I am encountering the “Site ID missing” message as I try to create the “practice” in OpenEMR 4.0. I have migrated from an older OpenEMR 32 used in teaching nurses about EHR’s, following all instructions to upgrade as given in the OpenEMR download site. This error is independent on the session time, it shows all the time (i.e., cannot create the “practice”.) Any ideas on how to fix this error?

jwallace00 wrote on Thursday, October 18, 2012:

‘Jeremy, one clarification question.

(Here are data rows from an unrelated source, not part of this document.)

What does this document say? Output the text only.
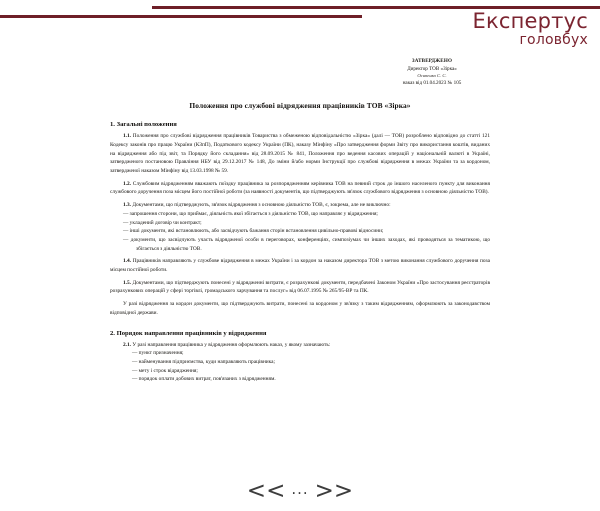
Експертус
головбух
ЗАТВЕРДЖЕНО
Директор ТОВ «Зірка»
Осипенко С. С.
наказ від 01.04.2023 № 105
Положення про службові відрядження працівників ТОВ «Зірка»
1. Загальні положення

1.1. Положення про службові відрядження працівників Товариства з обмеженою відповідальністю «Зірка» (далі — ТОВ) розроблено відповідно до статті 121 Кодексу законів про працю України (КЗпП), Податкового кодексу України (ПК), наказу Мінфіну «Про затвердження форми Звіту про використання коштів, виданих на відрядження або під звіт, та Порядку його складання» від 28.09.2015 № 841, Положення про ведення касових операцій у національній валюті в Україні, затвердженого постановою Правління НБУ від 29.12.2017 № 148, До зміни й/або норми Інструкції про службові відрядження в межах України та за кордоном, затвердженої наказом Мінфіну від 13.03.1998 № 59.

1.2. Службовим відрядженням вважають поїздку працівника за розпорядженням керівника ТОВ на певний строк до іншого населеного пункту для виконання службового доручення поза місцем його постійної роботи (за наявності документів, що підтверджують зв'язок службового відрядження з основною діяльністю ТОВ).

1.3. Документами, що підтверджують, зв'язок відрядження з основною діяльністю ТОВ, є, зокрема, але не виключно:

— запрошення сторони, що приймає, діяльність якої збігається з діяльністю ТОВ, що направляє у відрядження;
— укладений договір чи контракт;
— інші документи, які встановлюють, або засвідчують бажання сторін встановлення цивільно-правові відносини;
— документи, що засвідчують участь відрядженої особи в переговорах, конференціях, симпозіумах чи інших заходах, які проводяться за тематикою, що збігається з діяльністю ТОВ.

1.4. Працівників направляють у службове відрядження в межах України і за кордон за наказом директора ТОВ з метою виконання службового доручення поза місцем постійної роботи.

1.5. Документами, що підтверджують понесені у відрядженні витрати, є розрахункові документи, передбачені Законом України «Про застосування реєстраторів розрахункових операцій у сфері торгівлі, громадського харчування та послуг» від 06.07.1995 № 265/95-ВР та ПК.

У разі відрядження за кордон документи, що підтверджують витрати, понесені за кордоном у зв'язку з таким відрядженням, оформлюють за законодавством відповідної держави.

2. Порядок направлення працівників у відрядження

2.1. У разі направлення працівника у відрядження оформлюють наказ, у якому зазначають:

— пункт призначення;
— найменування підприємства, куди направляють працівника;
— мету і строк відрядження;
— порядок оплати добових витрат, пов'язаних з відрядженням.
<< ... >>
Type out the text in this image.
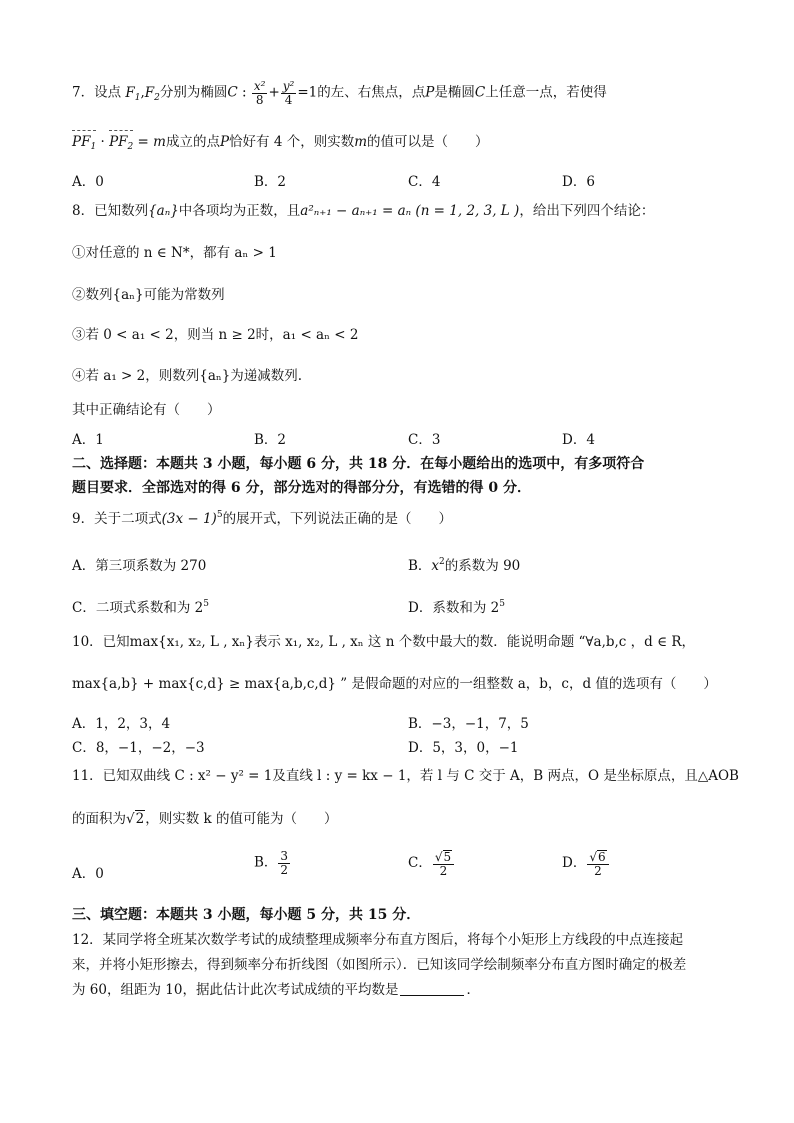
7．设点 $F_1,F_2$分别为椭圆C : $\frac{\text{x²}}{8} + \frac{\text{y²}}{4} =1$的左、右焦点，点P是椭圆C上任意一点，若使得
$PF_1 \cdot PF_2 = m$成立的点P恰好有 4 个，则实数m的值可以是（　　）
A．0	B．2	C．4	D．6
8．已知数列{aₙ}中各项均为正数，且a²ₙ₊₁ − aₙ₊₁ = aₙ (n = 1, 2, 3, L )，给出下列四个结论：
①对任意的 n ∈ N*，都有 aₙ > 1
②数列{aₙ}可能为常数列
③若 0 < a₁ < 2，则当 n ≥ 2时，a₁ < aₙ < 2
④若 a₁ > 2，则数列{aₙ}为递减数列.
其中正确结论有（　　）
A．1	B．2	C．3	D．4
二、选择题：本题共 3 小题，每小题 6 分，共 18 分．在每小题给出的选项中，有多项符合
题目要求．全部选对的得 6 分，部分选对的得部分分，有选错的得 0 分．
9．关于二项式$(3x - 1)^5$的展开式，下列说法正确的是（　　）
A．第三项系数为 270	B．$x^2$的系数为 90
C．二项式系数和为 $2^5$	D．系数和为 $2^5$
10．已知max{x₁, x₂, L , xₙ}表示 x₁, x₂, L , xₙ 这 n 个数中最大的数．能说明命题 “∀a,b,c ，d ∈ R，
max{a,b} + max{c,d} ≥ max{a,b,c,d} ” 是假命题的对应的一组整数 a，b，c，d 值的选项有（　　）
A．1，2，3，4	B．−3，−1，7，5
C．8，−1，−2，−3	D．5，3，0，−1
11．已知双曲线 C : x² − y² = 1及直线 l : y = kx − 1，若 l 与 C 交于 A，B 两点，O 是坐标原点，且△AOB
的面积为√2，则实数 k 的值可能为（　　）
A．0
B． $\frac{3}{2}$	C． $\frac{√5}{2}$	D． $\frac{√6}{2}$
三、填空题：本题共 3 小题，每小题 5 分，共 15 分．
12．某同学将全班某次数学考试的成绩整理成频率分布直方图后，将每个小矩形上方线段的中点连接起
来，并将小矩形擦去，得到频率分布折线图（如图所示）．已知该同学绘制频率分布直方图时确定的极差
为 60，组距为 10，据此估计此次考试成绩的平均数是	．
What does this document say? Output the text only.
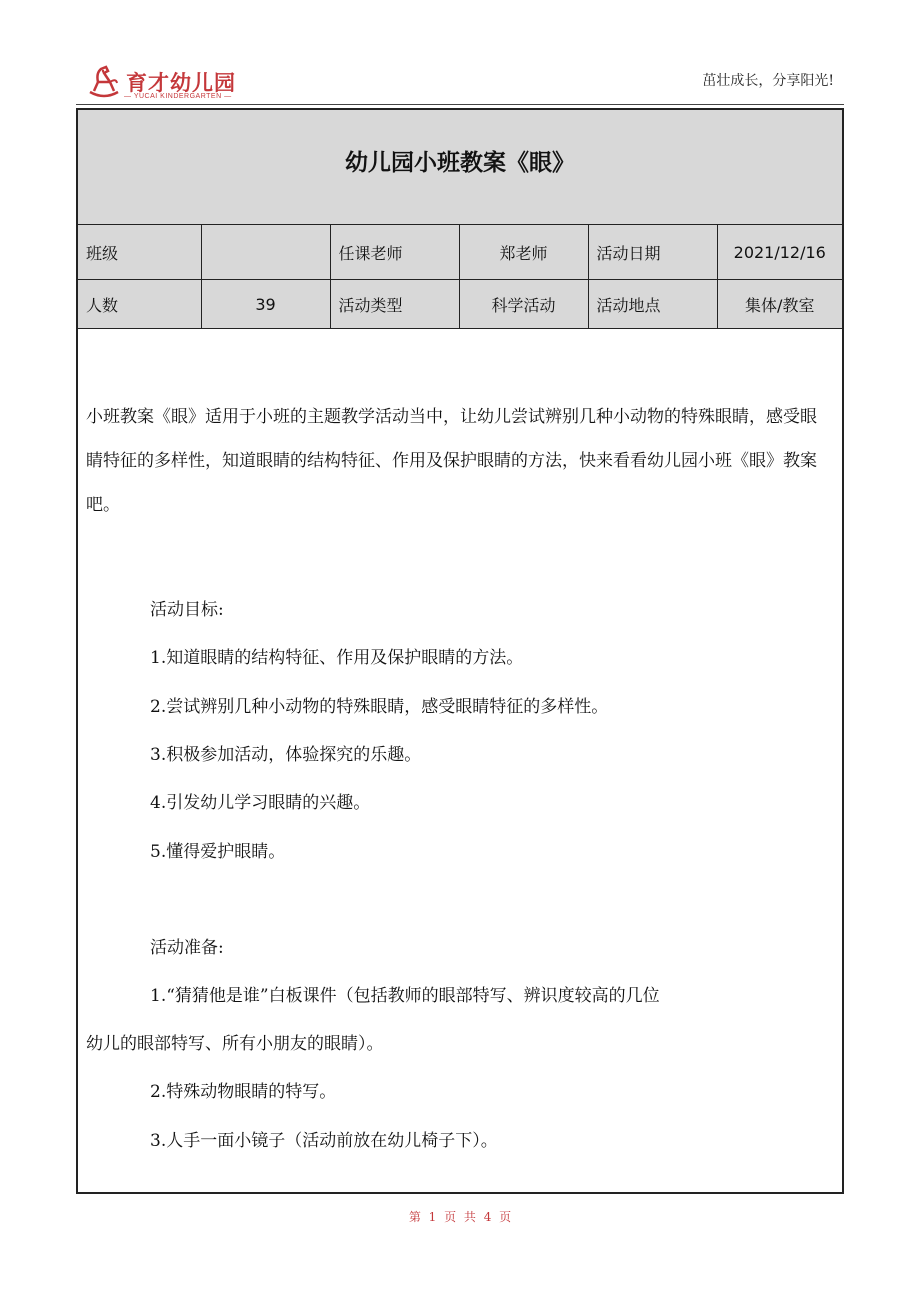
育才幼儿园
— YUCAI KINDERGARTEN —
茁壮成长，分享阳光!
幼儿园小班教案《眼》
班级		任课老师	郑老师	活动日期	2021/12/16
人数	39	活动类型	科学活动	活动地点	集体/教室

小班教案《眼》适用于小班的主题教学活动当中，让幼儿尝试辨别几种小动物的特殊眼睛，感受眼睛特征的多样性，知道眼睛的结构特征、作用及保护眼睛的方法，快来看看幼儿园小班《眼》教案吧。

活动目标:

1.知道眼睛的结构特征、作用及保护眼睛的方法。

2.尝试辨别几种小动物的特殊眼睛，感受眼睛特征的多样性。

3.积极参加活动，体验探究的乐趣。

4.引发幼儿学习眼睛的兴趣。

5.懂得爱护眼睛。

活动准备:

1.“猜猜他是谁”白板课件（包括教师的眼部特写、辨识度较高的几位

幼儿的眼部特写、所有小朋友的眼睛）。

2.特殊动物眼睛的特写。

3.人手一面小镜子（活动前放在幼儿椅子下）。

第 1 页 共 4 页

Is the issue you are seeing occurring only after an idle period? Or can it happen “spontaneously”.’

Hey yehster,

This is happening spontaneously.   My session.gc_maxlifetime is set to 14400 (4 hours) and the problem is happening within the amount of time it takes for some doctors to fill out a simple soap form. 

yehster wrote on Thursday, October 18, 2012:

Do they have more than one window/tab of  OpenEMR up at any  given moment? 

From your description of seeing SiteID change, it  sounds  like the SiteID truly  is getting changed,  and it’s not simply a  timeout. It’s possible that a request is being sent which specifies a  blank  SiteID in  the request parameters thus resetting  to  “Default”.

Can you ask the folks having this problem  to take a look at the “Net” panel of the Web Developer  Console if  they  are using Firefox, or the  Javascript console  if  they  are using Chrome?   Not  sure of the  equivalent tool  if they are heaven forbid  using  IE.

sunsetsystems wrote on Thursday, October 18, 2012:

Also make sure your php.ini is what you think it is.  You can create a PHP script that contains only this line:

<?php phpinfo(); ?>

And then run it to find out what the active setting is for gc_maxlifetime, and the location of the php.ini that was loaded.